June 23, 2015: Strategy Page
ISIL (Islamic State in Iraq and the Levant) has taken control of three major cities and the results have been unpleasant and expected. In 2014 they took the eastern Syria city of Raqqa (population 500,000) and turned it into an “Islamic city.” Strict lifestyle rules were imposed and local Christians have to pay an extra tax to avoid persecution. Then, in mid-2014 they took Mosul (two million) in Iraq. In May 2015 they took Ramadi (200,000). All three cities already had problems with electricity and water supplies and shaky sewage systems. Many of the inhabitants of these cities fled, although that became more difficult once armed ISIL men were patrolling the streets and controlling the roads in and out of town. In Ramadi more than half the population was gone when ISIL arrived and that was largely because it was now well known what would happen when ISIL took over. In short, nothing good.
ISIL enforces the strictest lifestyle rules, based on an interpretation of Islamic scripture that is more hostile to most modern tech than al Qaeda ever was. That means no music, video or anything that can be identified as “Western.” Exceptions are made, grudgingly, when it is necessary to keep ISIL members alive. Thus while Western aid groups are banned, Western medical supplies are allowed in but ISIL members get priority. Even Moslem medical personnel must prove there are Islamic enough to meet ISIL standards. Those who cannot, and that means most of them, are threatened. Some are killed but the rest flee. The few medical personnel who remain can barely care for ISIL leadership and some combat wounds.

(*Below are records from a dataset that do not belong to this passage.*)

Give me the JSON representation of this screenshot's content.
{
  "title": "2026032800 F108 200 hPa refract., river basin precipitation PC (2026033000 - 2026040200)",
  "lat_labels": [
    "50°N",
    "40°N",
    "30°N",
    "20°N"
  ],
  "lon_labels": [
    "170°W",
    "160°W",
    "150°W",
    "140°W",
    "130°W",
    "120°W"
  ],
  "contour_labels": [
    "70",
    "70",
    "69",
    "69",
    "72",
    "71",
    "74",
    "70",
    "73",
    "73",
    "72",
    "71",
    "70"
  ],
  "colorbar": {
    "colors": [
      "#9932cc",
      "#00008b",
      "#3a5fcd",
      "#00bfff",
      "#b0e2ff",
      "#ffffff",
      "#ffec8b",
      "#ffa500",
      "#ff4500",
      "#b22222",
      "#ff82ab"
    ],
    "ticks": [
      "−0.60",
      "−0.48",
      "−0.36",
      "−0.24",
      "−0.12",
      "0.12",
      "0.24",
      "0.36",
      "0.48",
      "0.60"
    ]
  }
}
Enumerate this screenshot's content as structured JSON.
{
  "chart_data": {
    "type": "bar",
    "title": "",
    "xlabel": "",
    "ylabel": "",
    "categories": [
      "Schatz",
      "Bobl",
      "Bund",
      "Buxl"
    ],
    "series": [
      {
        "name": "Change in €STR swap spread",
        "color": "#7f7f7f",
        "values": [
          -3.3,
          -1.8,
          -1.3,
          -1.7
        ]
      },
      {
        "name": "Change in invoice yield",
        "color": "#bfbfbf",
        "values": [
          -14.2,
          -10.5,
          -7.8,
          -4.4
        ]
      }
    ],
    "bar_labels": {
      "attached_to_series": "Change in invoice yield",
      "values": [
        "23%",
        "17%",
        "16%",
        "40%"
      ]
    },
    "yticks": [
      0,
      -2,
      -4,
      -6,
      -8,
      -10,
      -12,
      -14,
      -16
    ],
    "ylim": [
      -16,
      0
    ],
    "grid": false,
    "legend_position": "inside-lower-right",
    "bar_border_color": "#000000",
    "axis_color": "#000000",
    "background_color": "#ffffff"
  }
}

Getting electricity, water and sanitation networks operating is a priority but crippled by lack of supplies (especially fuel) and spare parts as well as people qualified to repair and operate things. Anywhere else in the Middle East foreign suppliers and experts would be called upon as necessary. That is not Islamic according to ISIL and instead locals with some skills to step forward and try to cope. The result is intermittent water supplies, unreliable sanitation systems and lots of people using portable generators for power or living in the dark.
Many of the civilians who stayed behind have managed to adapt and an economy of sorts has been created. In late 2014 ISIL sought to create their own currency (gold coins) but that did not get far. So any currency (local, Western) that works is used. “Taxes” are collected in a medieval fashion that could best be described (in modern terms) as opportunistic extortion. This begins with lots of looting when ISIL takes control of new territory. While much is made of Moslems (especially Western ones) trying to get to get to the Islamic State the reality is that more people already there are trying to get out. In many cases this is a matter of life and death because the collapse of the medical care system has left most people with few useful options if they get sick or injured. ISIL considers such misfortunes “the will of God” and complainers are regarded as heretics.